Teaching Assertiveness in the Early Elementary Grades
Showing young students when and how to stick up for themselves and others helps build key executive function skills.
I recently observed a powerful intervention in a kindergarten Zoom class. The teacher and students were discussing ways the children could show their best qualities in school. I assumed the ideas would be things like taking turns, sharing, not calling out, using kind words, etc., so I was surprised when the big one was assertiveness.
My initial reaction was that assertiveness could be good when appropriate but could also represent a type of intrusiveness or entitlement, but in the class assertiveness was depicted through little stories in which characters were confused or fearful, feeling disconnected, or worrying about a classmate; the stories looked at how the characters could remedy those experiences by taking care of themselves and others. In the lesson, assertiveness was about considering what help was needed and speaking up, such as by going to the appropriate adult.
As the lesson unfolded, it became an open-question discussion in which the kinders shared their ideas about what assertiveness is. They built an understanding of it and how to use their assertiveness to take care of themselves and others.
Developing Assertiveness in the Elementary Grades
Assertiveness training can help students have a more accurate perception of their experiences and empower them to deal with distressing situations such as bullying, inappropriate and upsetting behaviors directed at them or classmates, overwhelming instructions, or confusion about lessons or how to follow Covid-19 prevention procedures.

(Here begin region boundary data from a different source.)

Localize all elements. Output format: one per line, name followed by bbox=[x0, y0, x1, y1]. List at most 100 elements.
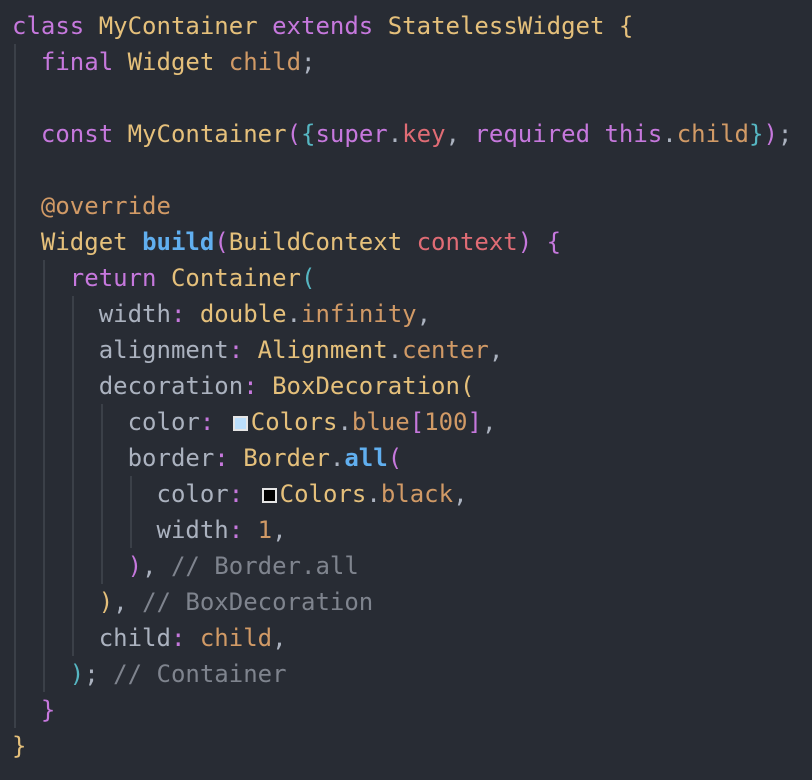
indent-guide bbox=[100, 440, 103, 476]
code-token: StatelessWidget bbox=[387, 12, 605, 40]
indent-guide bbox=[129, 512, 132, 548]
code-token: Border bbox=[243, 444, 330, 472]
indent-guide bbox=[14, 80, 16, 116]
indent-guide bbox=[71, 368, 74, 404]
indent-guide bbox=[71, 476, 74, 512]
code-line[interactable]: color: Colors.blue[100], bbox=[12, 404, 792, 440]
code-token: border bbox=[127, 444, 215, 472]
code-line[interactable] bbox=[12, 80, 792, 116]
code-token: ) bbox=[69, 660, 85, 688]
color-swatch-icon[interactable] bbox=[261, 488, 277, 503]
code-line[interactable]: ), // BoxDecoration bbox=[12, 584, 792, 620]
code-line[interactable]: @override bbox=[12, 188, 792, 224]
code-token: . bbox=[329, 444, 345, 472]
code-line[interactable]: decoration: BoxDecoration( bbox=[12, 368, 792, 404]
indent-guide bbox=[14, 116, 16, 152]
code-token: . bbox=[366, 480, 381, 508]
code-token: { bbox=[618, 12, 634, 40]
code-area[interactable]: class MyContainer extends StatelessWidge… bbox=[12, 8, 792, 764]
code-token: // BoxDecoration bbox=[142, 588, 374, 616]
code-token: , bbox=[416, 300, 432, 328]
code-token: BuildContext bbox=[228, 228, 403, 256]
indent-guide bbox=[14, 440, 16, 476]
code-token: } bbox=[12, 732, 27, 760]
code-token: const bbox=[40, 120, 114, 148]
code-line[interactable]: class MyContainer extends StatelessWidge… bbox=[12, 8, 792, 44]
code-token: ( bbox=[214, 228, 229, 256]
code-line[interactable]: border: Border.all( bbox=[12, 440, 792, 476]
code-token: blue bbox=[351, 408, 410, 436]
code-token: infinity bbox=[301, 300, 417, 328]
code-token: context bbox=[416, 228, 518, 256]
indent-guide bbox=[42, 332, 45, 368]
code-token: , bbox=[142, 552, 171, 580]
code-token: Colors bbox=[250, 408, 338, 436]
code-token: : bbox=[199, 408, 215, 436]
code-token: , bbox=[445, 120, 475, 148]
code-token: Alignment bbox=[257, 336, 388, 364]
code-line[interactable] bbox=[12, 152, 792, 188]
code-line[interactable]: } bbox=[12, 728, 792, 764]
code-line[interactable]: Widget build(BuildContext context) { bbox=[12, 224, 792, 260]
indent-guide bbox=[71, 512, 74, 548]
code-line[interactable]: } bbox=[12, 692, 792, 728]
indent-guide bbox=[71, 620, 74, 656]
code-line[interactable]: width: double.infinity, bbox=[12, 296, 792, 332]
code-line[interactable]: child: child, bbox=[12, 620, 792, 656]
indent-guide bbox=[14, 692, 16, 728]
code-token: BoxDecoration bbox=[272, 372, 460, 400]
code-line[interactable]: ); // Container bbox=[12, 656, 792, 692]
code-line[interactable]: ), // Border.all bbox=[12, 548, 792, 584]
code-token: . bbox=[286, 300, 302, 328]
indent-guide bbox=[42, 584, 45, 620]
code-token: required bbox=[474, 120, 591, 148]
code-token: . bbox=[387, 120, 403, 148]
code-token: { bbox=[301, 120, 316, 148]
code-line[interactable]: alignment: Alignment.center, bbox=[12, 332, 792, 368]
code-token: , bbox=[272, 516, 287, 544]
code-line[interactable]: const MyContainer({super.key, required t… bbox=[12, 116, 792, 152]
code-token: Widget bbox=[40, 228, 128, 256]
indent-guide bbox=[71, 440, 74, 476]
code-token: } bbox=[40, 696, 56, 724]
indent-guide bbox=[14, 260, 16, 296]
code-token: extends bbox=[272, 12, 374, 40]
code-token: Colors bbox=[279, 480, 367, 508]
code-token: . bbox=[337, 408, 352, 436]
indent-guide bbox=[14, 224, 16, 260]
code-token: child bbox=[228, 48, 302, 76]
code-token: // Container bbox=[113, 660, 287, 688]
code-token: Widget bbox=[127, 48, 215, 76]
code-token: alignment bbox=[98, 336, 229, 364]
code-token: decoration bbox=[98, 372, 244, 400]
indent-guide bbox=[71, 296, 74, 332]
code-line[interactable]: final Widget child; bbox=[12, 44, 792, 80]
indent-guide bbox=[14, 656, 16, 692]
indent-guide bbox=[100, 512, 103, 548]
indent-guide bbox=[42, 656, 45, 692]
color-swatch-icon[interactable] bbox=[232, 416, 248, 431]
code-editor[interactable]: class MyContainer extends StatelessWidge… bbox=[0, 0, 812, 780]
code-token: all bbox=[344, 444, 388, 472]
code-line[interactable]: width: 1, bbox=[12, 512, 792, 548]
code-token: child bbox=[98, 624, 171, 652]
code-line[interactable]: color: Colors.black, bbox=[12, 476, 792, 512]
code-line[interactable]: return Container( bbox=[12, 260, 792, 296]
code-token: . bbox=[387, 336, 403, 364]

With an understanding of assertiveness and practice building skills, children acquire more effective social awareness and communication options, instead of negative, reactive behaviors such as aggression or withdrawal. The goal is for them to be comfortable and to build skills for effective interpersonal communications such as taking positive action.
Assertiveness and the Developing Brain
Assertiveness, as a behavioral choice, is directed by the brain’s neural networks of children’s developing executive functions in the prefrontal cortex. Executive functions contributing to assertiveness, awareness, and skills include judgment, delay of gratification, emotional self-awareness and self-management, empathy, flexibility of thinking, adaptability, and thoughtful decision-making.
The process of learning—including understanding information and emotional experiences—involves continual remodeling of the brain throughout life via neuroplasticity. The executive function networks’ neuroplastic response is particularly engaged during the elementary school years and is highly responsive to experiences, observations, and practice.
Most remote learning situations, especially for younger students, add stress and reduce the number of direct experiences and opportunities to build social-emotional skills such as empathy and assertiveness. Children miss out on the emotional connections they had in face-to-face interactions with teachers and peer classmates. With less face time with teachers, there is a loss of immediate feedback or timely help when they’re confused or when they want to express their new insights and ideas. However, opportunities can be found for children to build assertiveness and the executive functions they need now more than ever.
Assertiveness practice starts with building children’s recognition of situations when it is appropriate to feel concern for themselves and/or others, even if what to do or how to do it is not obvious. In class, and in distance learning, teaching children about the concept of assertiveness is a gradual process, starting with understanding the concept itself.
In the Zoom lesson I observed, the children were guided to recognize the needs of the stories’ characters in distressing situations (e.g., seeing a classmate being bullied). They discussed what might be helpful and built an understanding of assertiveness.
Teachers can help children build assertiveness with empathy awareness and skill-building interventions through the following examples and experiences.
Explore empathy first: Invite children to interpret the meaning of facial expressions as they read books and stories and to reflect on other people’s perspectives as guides to their interactions. Provide chances to evaluate emotional cues—e.g., offer guidance on how to evaluate what a person or character in a story is feeling, and connect that to what actions follow.
Recognize feelings: Suggest situations in which assertiveness could have been or would be helpful:
- How were you feeling when you could not get a partner? What could you have done?
- How did it feel when your friend saw that you were confused about how to find the book in the library and helped you ask the teacher for what you needed?
- What could you do if someone treats you or a classmate in unsafe or mean ways?
Guide play or virtual discussions of “what ifs”: Create role-play situations where students play a variety of character types in order to expand their perspectives, empathy, and awareness of times when assertiveness could be valuable (e.g., bullying, rejection when they want to join a game, being afraid to ask for help).
Practice skills: Model and role-play saying “no” or “I’ll ask an adult” so students get experience asking for help from an adult in those challenging situations.
Teach empathy again: Show how you ask for help or clarification, express concern, or disagree with something in a respectful way.
Sustain connections: You and other adults can guide students when they make missteps. Be an active listener even when they display exaggeration to get attention. Encourage with “I’m so glad you’re letting me know your concerns,” or “What else would you like to say?”
Your efforts to build students’ skill sets for empathy and assertiveness will increase their abilities to care for and about themselves and others, and they will be more able to embrace the challenges and opportunities that lie ahead collaboratively, responsively, and joyfully.